Sono passate le 23 e ci siamo, anche chi sta fuori per fumare o cazzeggiare in compagnia decide che è giunto il momento per assieparsi nei pressi del palco, mentre l’incudine più celebrata del rock comincia l’assalto, divincolandosi subito tra classici quali ‘March of the Crabs’, ‘666’, ‘Ooh Baby’, ‘Winged Assassins’, ‘Free as the Wind’, che marchiano a fuoco ancora una volta le nostre povere natiche pallide con tizzoni ardenti con su scritto hard & heavy. Fa piacere anche riascoltare la relativamente recente ‘This Is Thirteen’, che si discosta dai baccanali rock’n’roll divertiti e selvaggi in favore di una cupezza palesemente Sabbathiana, mentre fanno discretamente storcere il naso i brani del nuovo POUNDING THE PAVEMENT, onestamente di una bruttezza ad un passo dall’imbarazzo.

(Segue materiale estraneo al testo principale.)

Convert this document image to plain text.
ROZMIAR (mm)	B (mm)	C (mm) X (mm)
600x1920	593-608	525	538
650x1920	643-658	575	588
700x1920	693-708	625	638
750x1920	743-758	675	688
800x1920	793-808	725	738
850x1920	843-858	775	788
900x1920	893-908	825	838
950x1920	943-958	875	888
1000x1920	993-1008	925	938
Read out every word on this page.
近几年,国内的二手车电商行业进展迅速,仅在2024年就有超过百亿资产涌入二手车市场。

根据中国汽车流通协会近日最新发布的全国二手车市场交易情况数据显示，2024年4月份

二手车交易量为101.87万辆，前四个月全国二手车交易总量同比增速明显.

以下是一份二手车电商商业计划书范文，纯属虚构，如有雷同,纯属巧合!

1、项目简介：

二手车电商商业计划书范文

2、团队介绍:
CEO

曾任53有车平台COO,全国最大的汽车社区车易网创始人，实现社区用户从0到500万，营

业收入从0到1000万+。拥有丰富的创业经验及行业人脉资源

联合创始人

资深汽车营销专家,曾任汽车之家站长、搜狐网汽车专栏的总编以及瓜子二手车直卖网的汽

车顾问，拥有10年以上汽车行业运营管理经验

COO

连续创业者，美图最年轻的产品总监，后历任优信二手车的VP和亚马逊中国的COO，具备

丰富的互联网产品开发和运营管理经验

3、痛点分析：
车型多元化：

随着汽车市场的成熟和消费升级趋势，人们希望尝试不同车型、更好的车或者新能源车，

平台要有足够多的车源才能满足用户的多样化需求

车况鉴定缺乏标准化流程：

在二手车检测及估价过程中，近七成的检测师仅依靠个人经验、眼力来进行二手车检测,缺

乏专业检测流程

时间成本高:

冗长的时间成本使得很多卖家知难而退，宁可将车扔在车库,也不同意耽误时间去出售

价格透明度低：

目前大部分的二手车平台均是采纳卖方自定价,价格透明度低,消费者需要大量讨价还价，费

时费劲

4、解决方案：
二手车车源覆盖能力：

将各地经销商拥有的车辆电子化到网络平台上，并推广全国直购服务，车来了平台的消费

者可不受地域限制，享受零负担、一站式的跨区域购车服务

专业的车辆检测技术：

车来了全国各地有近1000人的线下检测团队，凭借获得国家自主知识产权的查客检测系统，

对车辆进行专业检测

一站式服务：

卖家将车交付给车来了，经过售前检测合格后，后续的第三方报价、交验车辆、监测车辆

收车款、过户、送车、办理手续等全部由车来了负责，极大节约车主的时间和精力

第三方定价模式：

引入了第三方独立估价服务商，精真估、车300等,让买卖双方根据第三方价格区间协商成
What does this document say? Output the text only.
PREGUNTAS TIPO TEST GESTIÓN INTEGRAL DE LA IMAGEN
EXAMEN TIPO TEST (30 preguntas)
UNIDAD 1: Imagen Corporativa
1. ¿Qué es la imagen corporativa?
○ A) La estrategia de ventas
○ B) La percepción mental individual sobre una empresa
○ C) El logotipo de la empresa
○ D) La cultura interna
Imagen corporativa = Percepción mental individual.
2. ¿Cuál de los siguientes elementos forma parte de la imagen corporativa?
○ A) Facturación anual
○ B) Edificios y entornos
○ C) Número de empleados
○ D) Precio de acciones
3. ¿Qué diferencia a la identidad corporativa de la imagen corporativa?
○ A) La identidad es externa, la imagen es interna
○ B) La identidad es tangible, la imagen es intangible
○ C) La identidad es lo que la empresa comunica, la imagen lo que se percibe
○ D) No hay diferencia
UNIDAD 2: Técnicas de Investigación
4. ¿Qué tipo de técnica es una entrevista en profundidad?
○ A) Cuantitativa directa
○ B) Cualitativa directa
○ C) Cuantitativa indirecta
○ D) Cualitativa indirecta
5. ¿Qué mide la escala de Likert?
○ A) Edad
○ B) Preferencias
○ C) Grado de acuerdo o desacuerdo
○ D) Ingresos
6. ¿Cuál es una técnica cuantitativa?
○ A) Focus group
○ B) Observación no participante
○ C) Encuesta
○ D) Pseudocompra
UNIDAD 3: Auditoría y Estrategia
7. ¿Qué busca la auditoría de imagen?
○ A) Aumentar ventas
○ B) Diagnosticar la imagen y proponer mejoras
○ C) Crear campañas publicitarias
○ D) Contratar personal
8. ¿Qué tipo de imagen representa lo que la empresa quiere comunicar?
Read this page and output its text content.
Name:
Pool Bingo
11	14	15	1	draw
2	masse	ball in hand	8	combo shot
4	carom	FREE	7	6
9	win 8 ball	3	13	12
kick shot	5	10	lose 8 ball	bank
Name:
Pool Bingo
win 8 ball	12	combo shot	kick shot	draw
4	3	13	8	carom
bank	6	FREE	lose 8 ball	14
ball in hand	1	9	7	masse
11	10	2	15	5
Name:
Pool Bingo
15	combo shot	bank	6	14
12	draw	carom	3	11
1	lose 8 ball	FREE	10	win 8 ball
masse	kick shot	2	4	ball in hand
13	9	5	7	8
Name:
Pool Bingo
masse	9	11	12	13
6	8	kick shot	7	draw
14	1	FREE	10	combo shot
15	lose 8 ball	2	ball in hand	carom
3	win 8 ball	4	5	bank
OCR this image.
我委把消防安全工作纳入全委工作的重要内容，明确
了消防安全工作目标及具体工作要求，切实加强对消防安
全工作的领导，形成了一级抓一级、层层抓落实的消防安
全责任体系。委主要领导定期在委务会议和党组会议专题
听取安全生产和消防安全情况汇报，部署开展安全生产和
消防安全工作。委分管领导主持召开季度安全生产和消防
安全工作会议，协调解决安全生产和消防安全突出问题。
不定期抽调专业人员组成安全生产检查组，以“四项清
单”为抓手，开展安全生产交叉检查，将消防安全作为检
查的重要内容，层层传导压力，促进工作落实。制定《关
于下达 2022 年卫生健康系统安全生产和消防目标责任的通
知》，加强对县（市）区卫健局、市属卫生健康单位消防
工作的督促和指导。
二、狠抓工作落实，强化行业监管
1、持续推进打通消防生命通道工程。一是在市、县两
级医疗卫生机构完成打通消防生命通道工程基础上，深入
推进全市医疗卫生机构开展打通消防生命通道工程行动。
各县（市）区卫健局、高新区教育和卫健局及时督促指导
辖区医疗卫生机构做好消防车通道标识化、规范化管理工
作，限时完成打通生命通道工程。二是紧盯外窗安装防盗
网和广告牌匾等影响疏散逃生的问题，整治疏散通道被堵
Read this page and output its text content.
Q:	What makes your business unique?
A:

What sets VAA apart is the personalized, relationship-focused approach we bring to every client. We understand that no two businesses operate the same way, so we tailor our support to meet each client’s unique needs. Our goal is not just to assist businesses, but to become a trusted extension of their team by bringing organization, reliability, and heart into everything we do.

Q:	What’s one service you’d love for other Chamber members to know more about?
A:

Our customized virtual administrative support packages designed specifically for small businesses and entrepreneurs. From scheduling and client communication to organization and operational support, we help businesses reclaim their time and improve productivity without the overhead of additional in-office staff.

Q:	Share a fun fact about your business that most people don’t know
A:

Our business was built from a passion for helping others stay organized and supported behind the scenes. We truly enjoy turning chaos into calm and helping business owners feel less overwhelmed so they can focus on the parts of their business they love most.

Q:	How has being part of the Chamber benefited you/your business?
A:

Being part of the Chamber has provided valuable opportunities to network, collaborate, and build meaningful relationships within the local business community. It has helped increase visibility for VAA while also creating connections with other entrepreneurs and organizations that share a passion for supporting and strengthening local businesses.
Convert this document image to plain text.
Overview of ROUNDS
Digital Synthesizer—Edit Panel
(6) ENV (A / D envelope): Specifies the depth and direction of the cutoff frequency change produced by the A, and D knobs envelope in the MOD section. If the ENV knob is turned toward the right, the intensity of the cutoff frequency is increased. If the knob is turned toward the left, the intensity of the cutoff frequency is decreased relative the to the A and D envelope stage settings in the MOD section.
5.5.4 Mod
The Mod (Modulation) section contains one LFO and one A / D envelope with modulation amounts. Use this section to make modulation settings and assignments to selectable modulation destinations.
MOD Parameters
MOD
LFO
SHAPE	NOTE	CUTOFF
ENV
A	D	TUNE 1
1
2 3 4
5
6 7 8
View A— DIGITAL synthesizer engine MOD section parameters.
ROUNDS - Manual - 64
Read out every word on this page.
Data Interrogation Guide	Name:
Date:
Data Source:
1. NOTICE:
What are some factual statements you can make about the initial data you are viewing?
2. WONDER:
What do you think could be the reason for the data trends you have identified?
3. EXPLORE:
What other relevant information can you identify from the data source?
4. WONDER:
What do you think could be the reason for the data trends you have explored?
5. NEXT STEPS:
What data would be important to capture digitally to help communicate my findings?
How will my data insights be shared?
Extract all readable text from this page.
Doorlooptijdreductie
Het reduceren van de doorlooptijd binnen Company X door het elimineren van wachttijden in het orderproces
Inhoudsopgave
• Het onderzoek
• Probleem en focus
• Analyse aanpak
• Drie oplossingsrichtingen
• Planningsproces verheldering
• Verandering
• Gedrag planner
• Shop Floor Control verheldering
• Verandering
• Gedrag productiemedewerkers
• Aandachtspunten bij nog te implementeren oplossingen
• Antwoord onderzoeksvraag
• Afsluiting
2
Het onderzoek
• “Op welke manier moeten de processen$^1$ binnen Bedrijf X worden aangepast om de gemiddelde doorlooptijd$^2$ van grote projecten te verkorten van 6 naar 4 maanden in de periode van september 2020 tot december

Lips non solo si mostra in gran forma fisica, ma gigioneggia da grande intrattenitore come sa essere, tra un racconto a base di alcool e coca in combutta con la buonanima di Lemmy, per poi ricordare altre figure che non ci sono più come sua madre, suo fratello e il produttore del celebre documentario biografico sugli ANVIL, fino ad inscenare posture nipponiche insieme al bassista Chris Robertson durante una riuscita extended version di ‘Mothra’, dove il chitarrista dell’Ontario tira fuori un vibratore e lo utilizza a guisa di plettro, insenando un assolo che sa molto di amplesso elettrico scalmanato e assai giocoso, finanche lanciando al pubblico faccine compiaciute da adolescente birbante con sessantadue primavere alle spalle. Robb “Robbo” Reiner, dal canto suo, ci ricorda che è ancora un batterista cazzuto, che suona con un’impostazione piuttosto semplice ma sempre con un tocco preciso e un dinamismo che va oltre il classico picchiatore di pelli in ambito metal, e proprio un suo assolo (forse un tantino lungo, ma serve anche a far rifiatare un minimo Lips) introduce il finale, sempre in bilico tra passato e presente, dove ovviamente prende il sopravvento l’atteso anthem finale di ‘Metal On Metal’, da cantare in coro innalzando le corna al cielo e con l’altra mano sul petto.